In 1941, Albert M. Baer purchased the Ulster Knife Company, merging it with the Imperial Knife Company to form the Imperial Knife Associated Companies. Later, in 1946, Schrade Cutlery was sold to Imperial Knife Associated Companies, and the conglomerate was renamed to Schrade-Walden Cutlery Co., Inc. In 1983, Albert M. Baer took the company private to avoid a hostile takeover, and renamed the company Imperial Schrade Company in 1985. Today, the intellectual property (including all patents and knife-making concepts) of Imperial Schrade Corporation is owned by Taylor Brands LLC. In a further plot twist, Taylor Brands LLC was purchased by firearms maker Smith & Wesson in July 2016.
The Taylor Era
While growing up in Kingsport, TN, Stewart Taylor was an avid collector of old knives, daggers and swords. Taylor begun selling knives when he was a student at Emory & Henry College. He published an advertisement in “Coin Magazine” for a Coca-Cola bottle-shaped knife which cost him $10 and was able to sell it for $25. His entrepreneurial journey had begun. He graduated in 1974 and started in the knife business by 1975, working with Asian manufacturers. Fast forward to 2004 when Taylor Brands acquired the rights to produce Schrade knives as well as the Uncle Henry and Old Timer trademarks. Taylor decided that production of all Schrade knives would be based in Asia, primarily China and Taiwan.
Unfortunately, in doing so many knife users and enthusiasts declared that the high quality and craftsmanship previously associated with the Schrade knives had deteriorated. Without doubt, it was a sad day when Schrade closed it’s US based factory.
Experience and quality
Prior to the takeover by Taylor Brands, Imperial Schrade has maintained dominance in the knife industry primarily by the strength of its workforce. Imperial Schrade is known for its strong workforce and talented craftsmen, many of whom are third- and fourth-generation employees. It is common with the Schrade name for grandchildren to learn the knife making trade from parents and grandparents, passing along generations of skill and talent to maintain a rich heritage of crafting fine knives. Imperial Schrade also keeps up with the latest technology, merging its decades of experience with the latest tools and trade practices.
Imperial Schrade was known for their pocket knives, especially their folding knives and fixed hunting and fishing knives. The company produced a fine line of some of the best diving knives in the industry. Their most popular knife, though, is probably the Old Timer, which was manufactured by Imperial Schrade for decades. These knives feature between two and four blades, with a distinctive appearance that you can probably remember seeing in your grandfather’s hand during your childhood.
The Schrade Old Timer is a durable knife, probably durable enough to span generations. The Old Timer is made from traditional cutlery steel and stainless steel, and the handles are crafted from Delrin or Staglon, both very durable materials. The Old Timer is almost unbreakable and shockproof, and is backed by a lifetime warranty.
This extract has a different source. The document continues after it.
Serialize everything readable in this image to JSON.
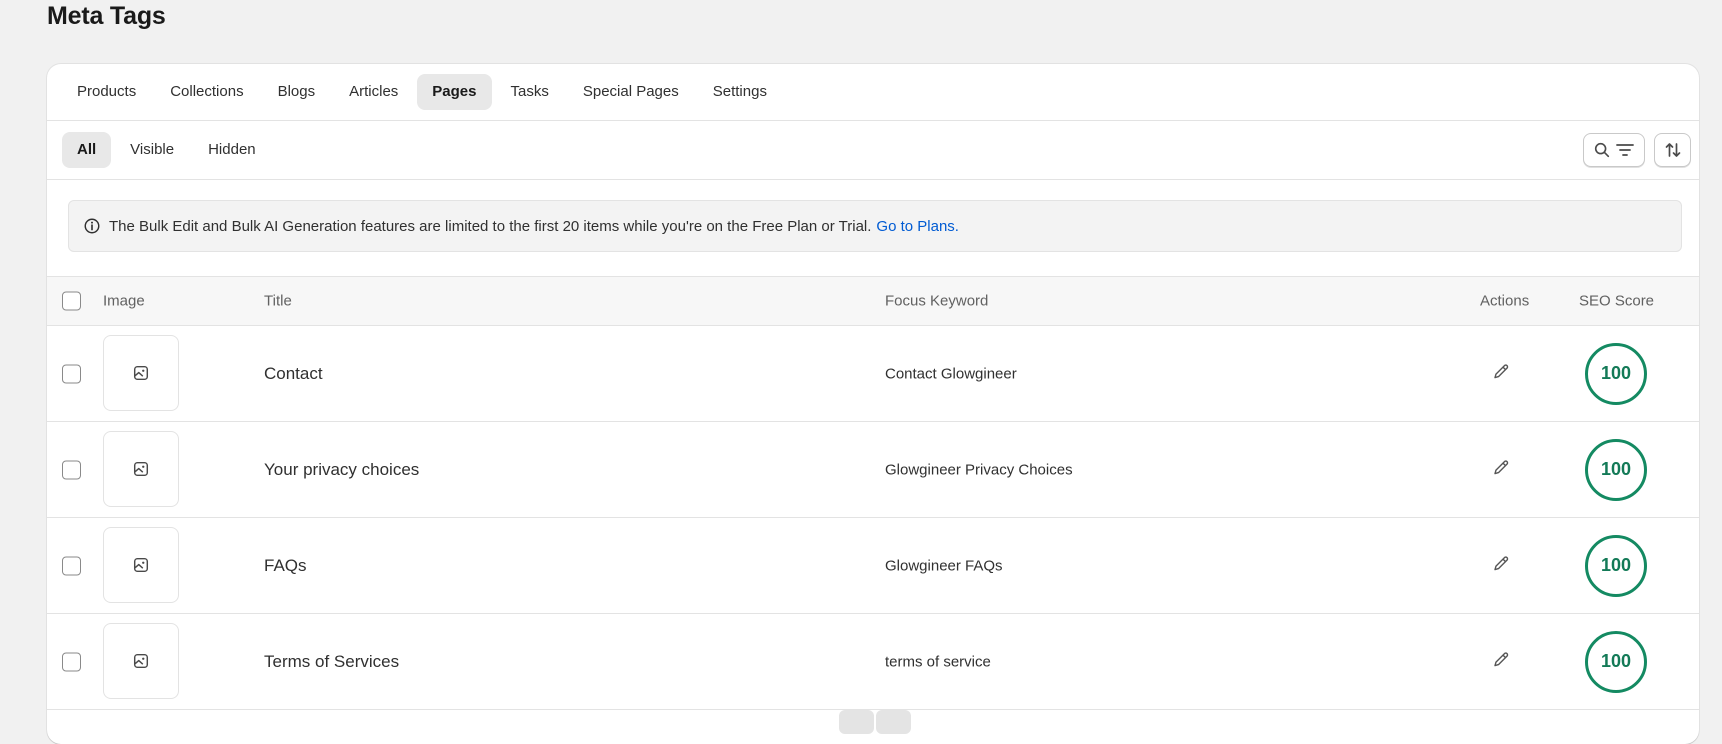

The next popular name in Schrade pocketknives is the Uncle Henry. Like the Old Timer, the Uncle Hendry was made with superior materials and expert craftsmanship. These knives have also been carried by Americans for decades, and are prized for their durability and value. The Uncle Henry typically comes with one or two blades, and is made with a stainless steel blade and Staglon handle scales. Also in the Uncle Henry lineup are a number of fine-quality fixed blade hunting knives and skinning knives, used by hunters and fishers for many years.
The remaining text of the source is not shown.